Saturday, April 25, 2015

Review of Moods and Markets: A New Way to Invest in Good Times and in Bad by Peter Atwater

We talk fairly often about social mood, which is a concept that comes from Prechter and his idea (he thinks it's a new science) of "socionomics".

The simplest explanation of social mood is that rather than social events determining the tenor of mood, social mood determines the tenor of events.

I think that social mood is a very, very valuable concept, and that if you pair social mood with Falkenstein's Batesian mimicry hypothesis of the business cycle you have an extremely powerful mental model of the economy that is going to outperform over full market cycles.

The problem is that if you read about social mood through Prechter, it comes packaged with kooky Elliott Wave Theory. Whether or not you think EWT is wrong, it sounds nuts to most people. (I am a skeptic of EWT and I don't use it in investing.)

Peter Atwater wrote a book in 2013 that's about social mood and doesn't use Elliott Wave at all: Moods and Markets: A New Way to Invest in Good Times and in Bad.


  • Atwater has come up with a spectrum he calls "Horizon Preference" that goes from "me, here, now" (negative social mood that is focused on present, personal, local concerns) to "us, everywhere, forever" (positive social mood that is generous, trusting, inclusive, globalist, and permanent). The "us, everywhere, forever" behavior that he describes sounds just like Silicon Valley today. In fact, it reminds me of Gavin Belson's line in the new season of Silicon Valley: "I don't want to live in a world where someone else makes the world a better place better than we do!"
  • Both Prechter and Atwater think that there is "an entirely different pricing dynamic for assets purchased for their fundamental utility value versus assets purchased for their investment potential." That is, for a product like gasoline for your car, the lower the price the more you buy.

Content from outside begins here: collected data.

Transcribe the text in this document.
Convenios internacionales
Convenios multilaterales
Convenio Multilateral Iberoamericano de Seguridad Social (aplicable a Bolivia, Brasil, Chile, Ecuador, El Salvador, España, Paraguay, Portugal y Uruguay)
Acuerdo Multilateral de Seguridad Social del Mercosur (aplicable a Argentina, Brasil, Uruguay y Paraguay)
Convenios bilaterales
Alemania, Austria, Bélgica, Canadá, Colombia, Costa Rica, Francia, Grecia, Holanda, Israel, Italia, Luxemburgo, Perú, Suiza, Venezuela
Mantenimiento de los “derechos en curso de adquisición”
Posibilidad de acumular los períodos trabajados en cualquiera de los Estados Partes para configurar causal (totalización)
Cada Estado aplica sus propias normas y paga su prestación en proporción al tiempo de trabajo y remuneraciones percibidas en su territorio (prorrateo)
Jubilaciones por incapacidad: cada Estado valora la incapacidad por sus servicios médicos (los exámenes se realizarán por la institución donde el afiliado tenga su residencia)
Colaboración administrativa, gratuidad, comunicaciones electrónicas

But that microeconomic supply/demand logic is inverted in investments.
  • Something that I had never heard before: in August 1932 for the first time in U.S. history emigration exceeded immigration. Great bottom indicator.
  • His discussion of mood-driven accounting principles is very important. "Rather than predestined laws, financial accounting standards are nothing more than regulations that were established, like all other regulations, in response to changes in mood. The result is that we deregulate accounting all the way up in a bull market and we re-regulate all the way down. The consequence is that it is much easier for a corporation to generate $1 of earnings at the top of the market than at the bottom of the market."
  • Related: "Never underestimate the inverse correlation between scrutiny and social mood."
  • He does group talks where he asks the crowd "when were things better than they are today?" and "when were times far worse?" The good and bad times are remarkably consistent and coincide with economic peaks and troughs (and hypothesized peaks and troughs in social mood).
  • The Bloomberg Consumer Comfort index peaked in 2000. The stock market peaked then too - except it went on to hit even higher highs in 2007 and now today - unless you look at real stock market, i.e. deflated by gold. Then they track each other much better.
There was a paper presented at Prechter's socionomics conference that really supports social mood theory, where the authors found "a strong correlation between a 'literary misery index' derived from English language books and a moving average of the previous decade of the annual U.S. economic misery index", meaning that "[Fiction] Books Average [the] Previous Decade of Economic Misery".

I can give Atwater's book to give to people to get them up to speed on social mood without all the EWT baggage that would come from a Prechter publication.